La S.E.L.A.R.L. Etude Balincourt, représentée par Maître [G] [P], ès qualités de mandataire judiciaire de Monsieur [D], s’est vue signifier une assignation en intervention forcée dans la cause d’appel, par acte d’huissier délivré à personne morale le 17 octobre 2024 à l’initiative de Monsieur [M] [K].
L’Association Unedic Délégation AGS C.G.E.A. d'[Localité 6] s’est également vue signifier une assignation en intervention forcée dans l’instance d’appel à l’initiative de Monsieur [K] par acte d’huissier délivré à personne morale le 15 octobre 2024.

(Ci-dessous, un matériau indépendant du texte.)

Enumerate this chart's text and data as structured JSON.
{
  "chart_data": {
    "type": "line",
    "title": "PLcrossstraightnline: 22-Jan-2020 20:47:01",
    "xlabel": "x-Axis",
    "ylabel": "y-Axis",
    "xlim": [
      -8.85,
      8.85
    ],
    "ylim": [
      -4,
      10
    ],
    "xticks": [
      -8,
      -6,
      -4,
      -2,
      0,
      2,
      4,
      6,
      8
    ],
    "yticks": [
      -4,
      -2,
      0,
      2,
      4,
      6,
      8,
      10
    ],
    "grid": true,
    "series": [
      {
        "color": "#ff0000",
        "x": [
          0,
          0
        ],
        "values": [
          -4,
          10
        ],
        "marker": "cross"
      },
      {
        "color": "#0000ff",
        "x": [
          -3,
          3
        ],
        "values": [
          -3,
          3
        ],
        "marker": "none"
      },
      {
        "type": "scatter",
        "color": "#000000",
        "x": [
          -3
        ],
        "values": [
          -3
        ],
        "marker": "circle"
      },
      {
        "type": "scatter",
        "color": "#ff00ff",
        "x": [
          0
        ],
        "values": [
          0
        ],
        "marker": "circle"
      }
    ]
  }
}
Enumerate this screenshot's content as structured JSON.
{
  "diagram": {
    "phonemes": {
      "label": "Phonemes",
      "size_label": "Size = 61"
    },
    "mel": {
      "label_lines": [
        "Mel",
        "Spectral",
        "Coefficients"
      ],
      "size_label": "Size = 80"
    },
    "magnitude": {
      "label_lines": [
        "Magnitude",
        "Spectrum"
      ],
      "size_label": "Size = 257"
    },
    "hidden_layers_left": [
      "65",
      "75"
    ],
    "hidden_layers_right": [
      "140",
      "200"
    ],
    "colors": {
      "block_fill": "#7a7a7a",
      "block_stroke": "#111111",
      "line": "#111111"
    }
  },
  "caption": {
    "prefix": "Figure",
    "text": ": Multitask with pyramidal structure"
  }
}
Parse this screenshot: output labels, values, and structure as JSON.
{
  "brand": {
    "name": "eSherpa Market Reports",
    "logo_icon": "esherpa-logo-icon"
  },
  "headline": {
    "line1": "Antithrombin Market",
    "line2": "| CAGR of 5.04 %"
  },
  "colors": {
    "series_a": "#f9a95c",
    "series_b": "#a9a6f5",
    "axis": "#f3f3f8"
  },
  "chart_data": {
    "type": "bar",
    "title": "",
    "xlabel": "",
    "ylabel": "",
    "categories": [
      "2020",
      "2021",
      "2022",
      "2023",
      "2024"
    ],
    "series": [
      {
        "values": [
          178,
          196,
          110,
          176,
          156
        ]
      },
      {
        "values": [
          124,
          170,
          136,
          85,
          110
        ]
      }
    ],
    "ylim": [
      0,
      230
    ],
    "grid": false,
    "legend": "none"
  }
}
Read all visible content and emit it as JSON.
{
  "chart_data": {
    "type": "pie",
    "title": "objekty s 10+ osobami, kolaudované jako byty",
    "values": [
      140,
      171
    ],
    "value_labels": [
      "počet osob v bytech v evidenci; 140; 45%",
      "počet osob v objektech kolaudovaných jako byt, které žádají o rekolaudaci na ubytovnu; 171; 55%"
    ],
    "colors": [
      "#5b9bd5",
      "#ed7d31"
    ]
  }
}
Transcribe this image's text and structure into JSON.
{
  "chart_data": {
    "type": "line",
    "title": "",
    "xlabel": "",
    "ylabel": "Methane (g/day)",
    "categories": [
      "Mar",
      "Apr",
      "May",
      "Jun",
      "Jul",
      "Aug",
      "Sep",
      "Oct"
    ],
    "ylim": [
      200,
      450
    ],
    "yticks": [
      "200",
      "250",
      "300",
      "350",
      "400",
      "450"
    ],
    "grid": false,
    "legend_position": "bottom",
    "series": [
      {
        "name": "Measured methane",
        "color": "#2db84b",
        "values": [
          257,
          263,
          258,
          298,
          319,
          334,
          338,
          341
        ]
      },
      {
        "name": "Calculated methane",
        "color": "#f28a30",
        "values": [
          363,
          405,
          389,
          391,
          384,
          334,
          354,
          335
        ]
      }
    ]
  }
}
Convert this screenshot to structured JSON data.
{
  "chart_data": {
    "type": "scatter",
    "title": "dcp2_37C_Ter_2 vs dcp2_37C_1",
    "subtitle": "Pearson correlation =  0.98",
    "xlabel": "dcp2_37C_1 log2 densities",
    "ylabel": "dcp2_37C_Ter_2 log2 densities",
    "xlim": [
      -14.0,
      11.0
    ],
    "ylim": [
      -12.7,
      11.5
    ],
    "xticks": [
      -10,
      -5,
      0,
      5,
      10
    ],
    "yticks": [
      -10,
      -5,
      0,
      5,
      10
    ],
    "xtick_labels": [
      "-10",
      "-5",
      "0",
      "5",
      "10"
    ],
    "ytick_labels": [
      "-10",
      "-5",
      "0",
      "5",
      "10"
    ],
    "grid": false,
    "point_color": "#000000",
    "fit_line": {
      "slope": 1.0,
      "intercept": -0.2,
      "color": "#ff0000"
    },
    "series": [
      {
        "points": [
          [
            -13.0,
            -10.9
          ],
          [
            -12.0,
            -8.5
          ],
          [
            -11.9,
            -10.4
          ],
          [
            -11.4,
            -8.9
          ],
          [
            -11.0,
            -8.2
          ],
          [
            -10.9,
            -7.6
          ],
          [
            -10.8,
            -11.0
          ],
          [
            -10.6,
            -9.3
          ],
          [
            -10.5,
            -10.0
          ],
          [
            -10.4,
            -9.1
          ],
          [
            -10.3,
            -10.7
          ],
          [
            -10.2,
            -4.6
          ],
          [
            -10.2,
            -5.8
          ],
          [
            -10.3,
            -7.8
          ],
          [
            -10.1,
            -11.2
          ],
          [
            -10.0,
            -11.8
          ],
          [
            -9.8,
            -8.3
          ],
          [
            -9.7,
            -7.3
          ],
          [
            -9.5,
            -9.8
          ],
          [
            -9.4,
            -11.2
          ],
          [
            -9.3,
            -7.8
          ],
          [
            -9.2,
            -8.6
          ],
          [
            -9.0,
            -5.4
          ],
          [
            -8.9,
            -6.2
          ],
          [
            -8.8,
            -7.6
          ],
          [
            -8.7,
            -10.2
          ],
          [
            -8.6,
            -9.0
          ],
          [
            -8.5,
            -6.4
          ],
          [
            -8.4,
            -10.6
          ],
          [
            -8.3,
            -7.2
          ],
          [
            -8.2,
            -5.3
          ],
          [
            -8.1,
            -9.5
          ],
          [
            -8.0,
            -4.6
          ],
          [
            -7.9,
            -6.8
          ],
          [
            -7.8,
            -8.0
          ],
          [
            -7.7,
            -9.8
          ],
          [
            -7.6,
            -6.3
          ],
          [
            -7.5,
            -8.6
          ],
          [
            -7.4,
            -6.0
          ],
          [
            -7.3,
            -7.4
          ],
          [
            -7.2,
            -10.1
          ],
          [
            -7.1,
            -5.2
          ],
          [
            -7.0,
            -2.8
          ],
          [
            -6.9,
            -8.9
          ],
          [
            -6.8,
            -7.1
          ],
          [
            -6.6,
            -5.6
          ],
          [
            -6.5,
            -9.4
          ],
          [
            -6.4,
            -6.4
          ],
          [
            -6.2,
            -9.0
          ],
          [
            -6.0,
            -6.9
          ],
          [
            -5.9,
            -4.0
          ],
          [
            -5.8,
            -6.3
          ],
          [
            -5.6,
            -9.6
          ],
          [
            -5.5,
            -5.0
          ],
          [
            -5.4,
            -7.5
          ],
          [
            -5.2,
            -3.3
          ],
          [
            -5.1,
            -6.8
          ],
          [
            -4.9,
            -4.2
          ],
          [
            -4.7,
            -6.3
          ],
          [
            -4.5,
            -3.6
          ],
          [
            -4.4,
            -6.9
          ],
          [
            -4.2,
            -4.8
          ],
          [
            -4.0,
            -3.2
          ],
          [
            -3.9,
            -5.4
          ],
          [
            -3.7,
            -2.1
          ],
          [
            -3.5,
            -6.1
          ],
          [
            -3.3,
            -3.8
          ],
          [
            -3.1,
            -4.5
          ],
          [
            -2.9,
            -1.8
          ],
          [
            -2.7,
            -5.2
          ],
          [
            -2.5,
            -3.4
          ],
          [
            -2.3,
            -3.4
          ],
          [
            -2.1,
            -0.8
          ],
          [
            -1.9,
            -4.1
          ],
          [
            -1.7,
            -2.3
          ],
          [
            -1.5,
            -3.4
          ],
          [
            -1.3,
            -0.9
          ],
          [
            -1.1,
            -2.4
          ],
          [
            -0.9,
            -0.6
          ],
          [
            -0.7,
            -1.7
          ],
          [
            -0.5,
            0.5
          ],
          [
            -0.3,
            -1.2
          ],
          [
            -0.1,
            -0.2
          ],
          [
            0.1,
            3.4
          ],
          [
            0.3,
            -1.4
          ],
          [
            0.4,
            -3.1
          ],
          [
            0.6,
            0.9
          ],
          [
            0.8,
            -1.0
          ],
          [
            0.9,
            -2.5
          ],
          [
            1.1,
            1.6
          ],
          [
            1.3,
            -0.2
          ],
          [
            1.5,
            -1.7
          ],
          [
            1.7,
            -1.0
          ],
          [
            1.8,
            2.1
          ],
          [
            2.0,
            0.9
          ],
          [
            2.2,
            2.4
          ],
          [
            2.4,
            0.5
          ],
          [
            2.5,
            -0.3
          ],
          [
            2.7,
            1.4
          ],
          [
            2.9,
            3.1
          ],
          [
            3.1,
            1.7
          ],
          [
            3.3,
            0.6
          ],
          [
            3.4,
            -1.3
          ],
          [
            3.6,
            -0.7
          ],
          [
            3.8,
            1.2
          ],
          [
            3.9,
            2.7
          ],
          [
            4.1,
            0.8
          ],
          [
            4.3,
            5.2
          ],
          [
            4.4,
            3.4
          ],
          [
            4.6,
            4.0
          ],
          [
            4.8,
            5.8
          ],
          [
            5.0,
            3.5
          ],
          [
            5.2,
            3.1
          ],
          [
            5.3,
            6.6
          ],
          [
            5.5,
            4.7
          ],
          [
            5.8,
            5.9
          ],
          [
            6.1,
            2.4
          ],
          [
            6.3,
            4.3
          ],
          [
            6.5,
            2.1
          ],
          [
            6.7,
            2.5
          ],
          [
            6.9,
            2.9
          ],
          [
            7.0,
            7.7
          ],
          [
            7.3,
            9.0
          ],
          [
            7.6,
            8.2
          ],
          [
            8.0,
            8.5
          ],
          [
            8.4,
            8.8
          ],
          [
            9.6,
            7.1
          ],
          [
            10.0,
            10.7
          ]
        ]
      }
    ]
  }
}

Aux termes des dernières écritures de son conseil transmises au greffe en date du 19 décembre 2024 auxquelles il convient de se référer pour un plus ample exposé des faits, prétentions et moyens de la partie, Monsieur [M] [K] a sollicité :
— de réformer le jugement déféré en ce qu’il a condamné Monsieur [T] [D] à payer la somme de 21.190,83 euros au titre des rappels de salaire et de 2.119 euros au titre des congés payés sur les rappels de salaire, en ce qu’il a débouté le salarié de sa demande d’indemnité pour travail dissimulé et en ce qu’il l’a débouté de sa demande d’exécution provisoire et de sa demande de production d’intérêts à compter du jugement,
— et statuant à nouveau :
*de condamner Monsieur [T] [D] à lui payer les sommes suivantes : rappels de salaire du 24 janvier 2019 au 3 novembre 2021 : 26.133,31 euros, indemnité compensatrice de congés payés sur rappel de salaires : 2.613 euros, indemnité forfaitaire pour travail dissimulé : 10.601,70 euros,
*de dire que les condamnations produiront intérêt au taux légal à compter de l’accusé de réception de la convocation de Monsieur [T] [D] devant le bureau de conciliation,
— sur l’appel incident de Monsieur [D],
*de confirmer le jugement déféré en ce qu’il a ordonné la requalification du contrat de travail intermittent de Monsieur [K] en contrat de travail à temps complet,
*de confirmer le jugement en ce qu’il a jugé que l’entreprise de Monsieur [D] relevait de la convention collective de la restauration rapide,
*de condamner Monsieur [T] [D] à payer à Monsieur [M] [K] les sommes suivantes : rappels de salaire du 24 janvier 2019 au 3 novembre 2021 : 26.133,31 euros, indemnité compensatrice de congés payés sur rappel de salaires : 2.613 euros, indemnité forfaitaire pour travail dissimulé : 10.601,70 euros, indemnité conventionnelle de rupture : 719,86 euros, prime annuelle 2019, 2020 et 2021 : 318,68 euros, prime de salissure de septembre 2018 à octobre 2021 : 953,98 euros,
*de débouter Monsieur [T] [D] de l’ensemble de ses demandes,
— de fixer la créance de Monsieur [K] à inscrire, dans le cadre de la procédure de redressement judiciaire de Monsieur [T] [D] représentée par son mandataire judiciaire, la S.E.L.A.R.L. Etude Balincourt à la somme de 41.340,53 euros, suivant le décompte suivant : rappels de salaire du 24 janvier 2019 au 3 novembre 2021 : 26.133,31 euros, indemnité compensatrice de congés payés sur rappel de salaires : 2.613 euros, indemnité forfaitaire pour travail dissimulé : 10.601,70 euros, indemnité conventionnelle de rupture : 719,86 euros, prime annuelle 2019, 2020 et 2021 : 318,68 euros, prime de salissure de septembre 2018 à octobre 2021 : 953,98 euros,
— de déclarer le présent arrêt opposable à l’Unedic Délégation AGS C.G.E.A. d'[Localité 6],
— de dire que Monsieur [T] [D] représenté par son mandataire judiciaire, la S.E.L.A.R.L. Etude Balincourt devra délivrer à Monsieur [K] dans les deux mois de la signification de l’arrêt un bulletin de salaire afférent aux condamnations prononcées ainsi qu’une attestation Pôle emploi rectifiée, et un certificat pour la caisse des congés payés rectifié.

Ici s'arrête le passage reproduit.